The problem is that Treasury yields have been rising steadily over the past year, driven by a combination of factors, including expectations of higher inflation and a stronger economy. This has led to a significant increase in the cost of borrowing for companies, which could have a negative impact on their profitability. According to data from the Federal Reserve, the yield on the 10-year Treasury bond has risen from around 1.5% in January 2023 to over 4% in December 2025.

Despite these challenges, the money manager believes that the fundamentals of the small-cap sector have finally started to improve. This is driven by a combination of factors, including strong earnings growth, lower valuations, and improving liquidity. According to data from the Russell 2000 index, the sector has delivered a total return of over 100% in the past two years, driven by a combination of factors, including strong earnings growth, lower valuations, and improving liquidity.

The money manager also points to the fact that small-cap stocks have historically performed well during periods of rising Treasury yields. According to data from the Federal Reserve, the Russell 2000 index has delivered a total return of over 10% per annum since 2000, despite a significant increase in Treasury yields over the same period.

However, the money manager believes that the current market environment is different from previous periods, and that the challenges posed by rising Treasury yields could be more significant. This is driven by a combination of factors, including the ongoing shift towards a more sustainable economy, as well as the increasing importance of ESG considerations in investment decisions.

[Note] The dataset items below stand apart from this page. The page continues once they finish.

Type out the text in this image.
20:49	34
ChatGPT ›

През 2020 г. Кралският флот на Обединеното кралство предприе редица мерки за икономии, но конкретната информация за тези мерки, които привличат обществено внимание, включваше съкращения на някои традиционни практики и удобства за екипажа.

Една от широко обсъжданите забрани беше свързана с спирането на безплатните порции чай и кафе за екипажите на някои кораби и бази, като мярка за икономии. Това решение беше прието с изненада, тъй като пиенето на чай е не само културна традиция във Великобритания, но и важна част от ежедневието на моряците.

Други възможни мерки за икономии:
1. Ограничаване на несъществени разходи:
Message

So what does this mean for investors in small-cap stocks? The money manager believes that the key to success in 2026 will be to identify companies that are well-positioned to navigate the challenges posed by rising Treasury yields. This includes companies with strong balance sheets, low debt levels, and a proven track record of adapting to changing market conditions.

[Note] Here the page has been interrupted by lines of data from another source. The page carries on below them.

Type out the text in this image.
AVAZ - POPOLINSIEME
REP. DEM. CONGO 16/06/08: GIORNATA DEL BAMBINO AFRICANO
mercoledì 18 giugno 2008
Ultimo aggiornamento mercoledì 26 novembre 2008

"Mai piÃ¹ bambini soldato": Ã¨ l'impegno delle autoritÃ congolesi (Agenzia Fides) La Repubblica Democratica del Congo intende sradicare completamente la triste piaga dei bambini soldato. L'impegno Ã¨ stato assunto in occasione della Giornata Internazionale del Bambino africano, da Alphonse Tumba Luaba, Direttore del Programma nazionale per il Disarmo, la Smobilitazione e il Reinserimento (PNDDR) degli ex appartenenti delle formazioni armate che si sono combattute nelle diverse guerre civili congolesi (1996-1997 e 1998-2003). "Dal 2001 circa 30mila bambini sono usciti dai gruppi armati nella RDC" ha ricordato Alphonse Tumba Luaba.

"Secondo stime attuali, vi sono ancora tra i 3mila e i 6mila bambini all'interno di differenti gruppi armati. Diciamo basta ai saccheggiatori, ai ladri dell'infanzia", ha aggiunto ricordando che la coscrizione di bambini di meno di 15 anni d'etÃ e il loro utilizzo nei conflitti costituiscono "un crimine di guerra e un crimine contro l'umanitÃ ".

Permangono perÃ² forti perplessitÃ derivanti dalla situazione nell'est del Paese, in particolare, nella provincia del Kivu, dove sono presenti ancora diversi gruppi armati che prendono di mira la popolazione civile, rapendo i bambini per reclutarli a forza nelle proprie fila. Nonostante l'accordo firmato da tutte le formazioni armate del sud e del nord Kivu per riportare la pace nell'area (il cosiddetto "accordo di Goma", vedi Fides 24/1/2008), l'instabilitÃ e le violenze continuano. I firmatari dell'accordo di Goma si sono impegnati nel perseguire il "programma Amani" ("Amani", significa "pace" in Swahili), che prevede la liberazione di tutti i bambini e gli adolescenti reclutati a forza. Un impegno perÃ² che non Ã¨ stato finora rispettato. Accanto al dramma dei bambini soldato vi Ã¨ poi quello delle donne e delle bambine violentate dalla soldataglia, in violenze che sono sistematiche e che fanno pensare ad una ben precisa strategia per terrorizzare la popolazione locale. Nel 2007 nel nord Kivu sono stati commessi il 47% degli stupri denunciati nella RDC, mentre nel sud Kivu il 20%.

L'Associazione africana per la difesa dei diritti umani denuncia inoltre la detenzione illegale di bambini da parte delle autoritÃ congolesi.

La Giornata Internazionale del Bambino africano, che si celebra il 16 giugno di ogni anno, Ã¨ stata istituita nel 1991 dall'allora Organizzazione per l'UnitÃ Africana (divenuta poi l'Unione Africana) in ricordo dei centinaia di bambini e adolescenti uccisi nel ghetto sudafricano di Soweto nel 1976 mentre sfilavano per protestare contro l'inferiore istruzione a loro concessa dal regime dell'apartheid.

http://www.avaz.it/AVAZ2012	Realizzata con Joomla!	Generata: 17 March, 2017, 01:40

In terms of specific stocks, the money manager recommends a focus on companies in the technology and healthcare sectors, which have historically performed well during periods of rising Treasury yields. These sectors are also likely to benefit from the ongoing shift towards a more sustainable economy, as well as the increasing importance of ESG considerations in investment decisions.

In conclusion, while the record rally for small-cap stocks could run into a big problem in 2026, the fundamentals of the sector have finally started to improve. Rising Treasury yields could pose a significant challenge to the growth of small-cap stocks, but the money manager believes that the sector has the potential to deliver strong returns in the years ahead. As always, investors should approach the market with caution and do their own research before making any investment decisions.”

“What to Watch Next:

  • Treasury yields continue to rise, reaching new highs in 2026
  • Small-cap stocks face challenges in navigating a more expensive borrowing environment
  • Investors focus on companies with strong balance sheets, low debt levels, and a proven track record of adapting to changing market conditions

Conclusion:

The small-cap stock market has experienced a remarkable turnaround in recent years, but the challenges posed by rising Treasury yields could be significant in 2026. Despite this, the fundamentals of the sector have finally started to improve, and the money manager believes that the sector has the potential to deliver strong returns in the years ahead.”